The low-potential furfural electrooxidation reaction (FFOR) on copper-based catalysts provides a novel pathway to upgrade biomass and produce H₂ simultaneously on anode. Herein, a series of oxide-derived copper catalysts (OD-Cu-x, x represents electroreduction time) with distinct Cu⁰/Cu⁺ ratios and residual content of lattice oxygen are successfully constructed by tuning in-situ electroreduction time. When applied for FFOR, the OD-Cu-600 with a Cu⁰/Cu⁺ ratio of 83.3% shows the Faradaic efficiency of 96.1% for furoic acid (FA) and 97.4% for H₂, which can be achieved at a lowest potential of 0.081 V versus RHE at 10 mA cm^-2 in continuous 10 cycles, outperforming the state-of-art Cu-based catalysts reported so far. Detailed characterization and density functional theory (DFT) calculations prove that the moderate coverage (25% based on DFT models) of Cu(OH)_ads surface species generated by Cu⁺ during the electrooxidation process endows the optimal furfural molecule adsorption and activation. Moreover, this potential-dependent coverage of surface OH can promote the kinetics of *H transfer to the Cu surface, allowing the H₂ evolution from the anode. The Cu⁰/Cu⁺ ratio (83.8%) and suitable applied potential windows (0 to 0.4 V vs RHE) are both responsible for the co-production of FA and H₂ with high intrinsic activity and efficient H atom utilization.

查看原文本刊更多论文

低电位糠醛电氧化阳极制氢的电位依赖性动力学和反应途径。

铜基催化剂上的低电位糠醛电氧化反应（FFOR）为生物质升级和阳极制氢提供了一条新的途径。本文通过调整原位电还原时间，成功构建了一系列具有不同Cu0/Cu+比和晶格氧残留量的氧化物衍生铜催化剂（OD-Cu-x， x为电还原时间）。当用于FFOR时，Cu0/Cu+比为83.3%的OD-Cu-600对呋喃酸（FA）的法拉第效率为96.1%，对H2的法拉第效率为97.4%，在10 mA cm-2的连续10次循环中，相对于RHE的最低电位为0.081 V，优于目前报道的最先进的Cu基催化剂。详细的表征和密度泛函理论（DFT）计算证明，在电氧化过程中Cu（OH）和Cu+生成的表面物质的适度覆盖率（基于DFT模型为25%）赋予了最佳的糠醛分子吸附和活化。此外，表面OH的这种电位依赖性覆盖可以促进*H转移到Cu表面的动力学，从而允许H2从阳极析出。Cu0/Cu+比（83.8%）和合适的施加电位窗口（0 ~ 0.4 V vs RHE）都是FA和H2协同生产的原因，具有高的内在活性和高效的H原子利用率。

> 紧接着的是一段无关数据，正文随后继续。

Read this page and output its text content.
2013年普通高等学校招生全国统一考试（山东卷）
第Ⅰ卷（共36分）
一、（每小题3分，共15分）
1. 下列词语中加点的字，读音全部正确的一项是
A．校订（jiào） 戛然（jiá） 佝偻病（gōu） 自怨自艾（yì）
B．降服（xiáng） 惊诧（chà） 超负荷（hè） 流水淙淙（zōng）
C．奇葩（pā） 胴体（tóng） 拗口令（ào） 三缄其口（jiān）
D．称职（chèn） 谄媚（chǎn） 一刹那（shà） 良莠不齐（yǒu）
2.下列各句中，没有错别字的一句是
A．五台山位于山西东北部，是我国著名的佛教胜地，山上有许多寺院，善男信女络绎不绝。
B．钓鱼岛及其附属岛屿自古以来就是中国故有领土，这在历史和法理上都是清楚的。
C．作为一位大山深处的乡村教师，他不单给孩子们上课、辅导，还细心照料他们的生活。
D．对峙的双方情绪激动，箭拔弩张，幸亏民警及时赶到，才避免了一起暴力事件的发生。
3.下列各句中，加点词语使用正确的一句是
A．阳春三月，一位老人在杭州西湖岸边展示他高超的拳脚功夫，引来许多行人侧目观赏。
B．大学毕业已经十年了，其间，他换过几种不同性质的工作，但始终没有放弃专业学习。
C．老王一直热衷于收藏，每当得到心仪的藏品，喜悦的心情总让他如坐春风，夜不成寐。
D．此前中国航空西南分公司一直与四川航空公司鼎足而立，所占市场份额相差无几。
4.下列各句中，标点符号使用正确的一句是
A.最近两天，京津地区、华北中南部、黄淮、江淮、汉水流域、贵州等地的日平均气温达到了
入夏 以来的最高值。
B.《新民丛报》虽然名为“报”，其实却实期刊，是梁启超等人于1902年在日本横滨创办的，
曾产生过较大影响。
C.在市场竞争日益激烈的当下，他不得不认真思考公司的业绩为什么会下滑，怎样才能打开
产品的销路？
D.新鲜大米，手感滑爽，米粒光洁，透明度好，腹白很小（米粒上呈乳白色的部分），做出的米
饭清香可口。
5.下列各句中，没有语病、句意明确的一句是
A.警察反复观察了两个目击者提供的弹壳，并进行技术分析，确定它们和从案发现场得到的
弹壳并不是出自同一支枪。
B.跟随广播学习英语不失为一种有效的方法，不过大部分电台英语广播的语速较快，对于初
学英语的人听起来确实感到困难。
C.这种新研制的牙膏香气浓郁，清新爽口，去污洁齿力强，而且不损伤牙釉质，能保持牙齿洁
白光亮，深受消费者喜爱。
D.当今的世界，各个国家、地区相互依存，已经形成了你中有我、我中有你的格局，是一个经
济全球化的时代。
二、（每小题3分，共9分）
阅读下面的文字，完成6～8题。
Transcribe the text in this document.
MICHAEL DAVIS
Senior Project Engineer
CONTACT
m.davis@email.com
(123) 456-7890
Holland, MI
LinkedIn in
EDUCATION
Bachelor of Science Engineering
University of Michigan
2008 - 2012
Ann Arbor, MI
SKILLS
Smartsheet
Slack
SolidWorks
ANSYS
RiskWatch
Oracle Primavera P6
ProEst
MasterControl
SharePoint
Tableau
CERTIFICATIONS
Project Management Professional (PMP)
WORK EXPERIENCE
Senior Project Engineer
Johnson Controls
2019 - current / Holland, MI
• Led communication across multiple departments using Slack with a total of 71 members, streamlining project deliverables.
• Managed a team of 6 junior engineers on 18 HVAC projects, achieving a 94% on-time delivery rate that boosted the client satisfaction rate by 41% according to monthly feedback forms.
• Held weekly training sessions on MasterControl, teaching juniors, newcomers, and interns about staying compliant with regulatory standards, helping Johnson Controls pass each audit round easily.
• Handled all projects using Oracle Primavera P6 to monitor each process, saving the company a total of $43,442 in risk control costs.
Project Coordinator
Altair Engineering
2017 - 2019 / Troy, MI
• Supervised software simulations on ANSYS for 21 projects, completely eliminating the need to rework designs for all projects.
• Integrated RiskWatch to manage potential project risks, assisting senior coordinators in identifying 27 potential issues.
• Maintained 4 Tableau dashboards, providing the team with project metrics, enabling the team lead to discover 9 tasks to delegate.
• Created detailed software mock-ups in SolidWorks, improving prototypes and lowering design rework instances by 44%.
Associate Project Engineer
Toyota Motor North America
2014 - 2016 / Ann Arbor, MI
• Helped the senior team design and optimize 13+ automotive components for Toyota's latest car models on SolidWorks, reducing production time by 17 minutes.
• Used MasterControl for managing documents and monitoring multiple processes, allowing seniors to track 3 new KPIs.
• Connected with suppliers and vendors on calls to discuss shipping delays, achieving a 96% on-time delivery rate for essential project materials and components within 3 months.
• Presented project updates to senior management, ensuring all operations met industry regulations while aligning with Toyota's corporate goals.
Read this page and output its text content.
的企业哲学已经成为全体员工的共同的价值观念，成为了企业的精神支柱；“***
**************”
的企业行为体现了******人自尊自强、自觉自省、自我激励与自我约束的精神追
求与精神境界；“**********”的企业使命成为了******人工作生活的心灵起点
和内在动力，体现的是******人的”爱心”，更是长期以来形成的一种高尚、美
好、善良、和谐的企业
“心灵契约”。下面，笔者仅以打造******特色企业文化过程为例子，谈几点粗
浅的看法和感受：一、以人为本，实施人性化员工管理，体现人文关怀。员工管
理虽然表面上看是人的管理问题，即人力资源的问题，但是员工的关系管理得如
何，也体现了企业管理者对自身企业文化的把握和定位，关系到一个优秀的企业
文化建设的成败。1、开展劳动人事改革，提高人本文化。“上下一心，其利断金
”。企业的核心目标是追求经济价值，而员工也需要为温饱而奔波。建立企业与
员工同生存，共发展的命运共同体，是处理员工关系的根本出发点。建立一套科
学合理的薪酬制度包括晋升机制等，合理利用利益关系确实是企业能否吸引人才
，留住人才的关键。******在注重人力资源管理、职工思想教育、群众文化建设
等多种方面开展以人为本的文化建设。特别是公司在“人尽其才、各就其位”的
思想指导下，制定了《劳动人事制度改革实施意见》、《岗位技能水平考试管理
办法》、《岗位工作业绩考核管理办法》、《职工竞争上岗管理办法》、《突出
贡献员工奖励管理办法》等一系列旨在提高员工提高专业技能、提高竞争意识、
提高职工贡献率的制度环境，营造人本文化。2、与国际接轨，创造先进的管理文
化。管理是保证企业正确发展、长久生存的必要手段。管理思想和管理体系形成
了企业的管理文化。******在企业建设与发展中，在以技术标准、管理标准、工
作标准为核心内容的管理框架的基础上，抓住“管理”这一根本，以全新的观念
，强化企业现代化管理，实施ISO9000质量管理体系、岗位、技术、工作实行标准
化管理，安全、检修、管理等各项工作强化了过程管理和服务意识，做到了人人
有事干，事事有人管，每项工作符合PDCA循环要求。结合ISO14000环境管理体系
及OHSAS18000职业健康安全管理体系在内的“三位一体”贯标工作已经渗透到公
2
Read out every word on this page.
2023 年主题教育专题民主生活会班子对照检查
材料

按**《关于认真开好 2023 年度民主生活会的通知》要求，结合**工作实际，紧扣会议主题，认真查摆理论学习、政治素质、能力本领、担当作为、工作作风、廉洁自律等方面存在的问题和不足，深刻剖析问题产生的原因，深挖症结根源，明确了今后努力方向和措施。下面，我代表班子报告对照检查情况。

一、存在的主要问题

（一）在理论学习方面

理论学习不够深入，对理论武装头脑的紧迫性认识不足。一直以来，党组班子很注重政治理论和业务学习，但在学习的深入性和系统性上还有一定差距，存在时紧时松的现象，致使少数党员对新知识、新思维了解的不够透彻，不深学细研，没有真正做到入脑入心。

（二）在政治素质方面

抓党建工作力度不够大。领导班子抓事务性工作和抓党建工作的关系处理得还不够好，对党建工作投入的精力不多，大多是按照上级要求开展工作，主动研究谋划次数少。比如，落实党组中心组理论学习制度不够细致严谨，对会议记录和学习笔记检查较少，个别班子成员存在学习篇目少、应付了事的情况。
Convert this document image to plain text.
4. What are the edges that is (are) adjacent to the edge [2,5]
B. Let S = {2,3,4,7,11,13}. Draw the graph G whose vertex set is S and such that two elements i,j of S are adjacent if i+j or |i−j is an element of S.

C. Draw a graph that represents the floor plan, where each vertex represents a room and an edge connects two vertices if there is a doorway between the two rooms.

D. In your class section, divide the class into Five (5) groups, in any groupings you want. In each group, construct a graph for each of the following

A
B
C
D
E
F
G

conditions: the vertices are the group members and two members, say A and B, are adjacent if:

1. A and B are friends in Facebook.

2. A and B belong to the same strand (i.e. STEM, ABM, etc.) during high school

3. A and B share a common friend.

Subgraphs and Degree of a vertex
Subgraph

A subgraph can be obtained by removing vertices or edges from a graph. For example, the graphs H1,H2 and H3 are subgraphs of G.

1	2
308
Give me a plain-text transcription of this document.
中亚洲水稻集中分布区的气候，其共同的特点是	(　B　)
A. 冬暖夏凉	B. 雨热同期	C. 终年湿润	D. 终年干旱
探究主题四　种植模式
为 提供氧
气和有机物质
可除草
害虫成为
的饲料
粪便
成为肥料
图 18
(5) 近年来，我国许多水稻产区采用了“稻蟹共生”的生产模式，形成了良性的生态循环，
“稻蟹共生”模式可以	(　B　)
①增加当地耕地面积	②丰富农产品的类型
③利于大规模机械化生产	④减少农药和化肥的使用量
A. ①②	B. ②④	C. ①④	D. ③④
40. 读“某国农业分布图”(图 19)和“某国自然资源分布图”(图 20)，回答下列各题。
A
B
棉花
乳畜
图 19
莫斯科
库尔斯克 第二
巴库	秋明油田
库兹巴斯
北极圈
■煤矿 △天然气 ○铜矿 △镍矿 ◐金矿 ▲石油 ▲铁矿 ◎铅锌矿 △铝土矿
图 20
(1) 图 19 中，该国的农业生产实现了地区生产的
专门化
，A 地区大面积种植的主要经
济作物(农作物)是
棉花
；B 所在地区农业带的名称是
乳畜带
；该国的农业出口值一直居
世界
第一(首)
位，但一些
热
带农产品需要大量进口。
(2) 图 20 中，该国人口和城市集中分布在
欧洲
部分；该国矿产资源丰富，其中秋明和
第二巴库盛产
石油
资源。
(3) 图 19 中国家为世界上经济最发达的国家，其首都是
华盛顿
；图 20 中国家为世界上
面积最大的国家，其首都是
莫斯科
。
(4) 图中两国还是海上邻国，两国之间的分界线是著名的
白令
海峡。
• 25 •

本文章由计算机程序翻译，如有差异，请以英文原文为准。

求助全文

约1分钟内获得全文求助全文

来源期刊

Small Science

CiteScore

14.00

自引率

2.40%

发文量

期刊介绍： Small Science is a premium multidisciplinary open access journal dedicated to publishing impactful research from all areas of nanoscience and nanotechnology. It features interdisciplinary original research and focused review articles on relevant topics. The journal covers design, characterization, mechanism, technology, and application of micro-/nanoscale structures and systems in various fields including physics, chemistry, materials science, engineering, environmental science, life science, biology, and medicine. It welcomes innovative interdisciplinary research and its readership includes professionals from academia and industry in fields such as chemistry, physics, materials science, biology, engineering, and environmental and analytical science. Small Science is indexed and abstracted in CAS, DOAJ, Clarivate Analytics, ProQuest Central, Publicly Available Content Database, Science Database, SCOPUS, and Web of Science.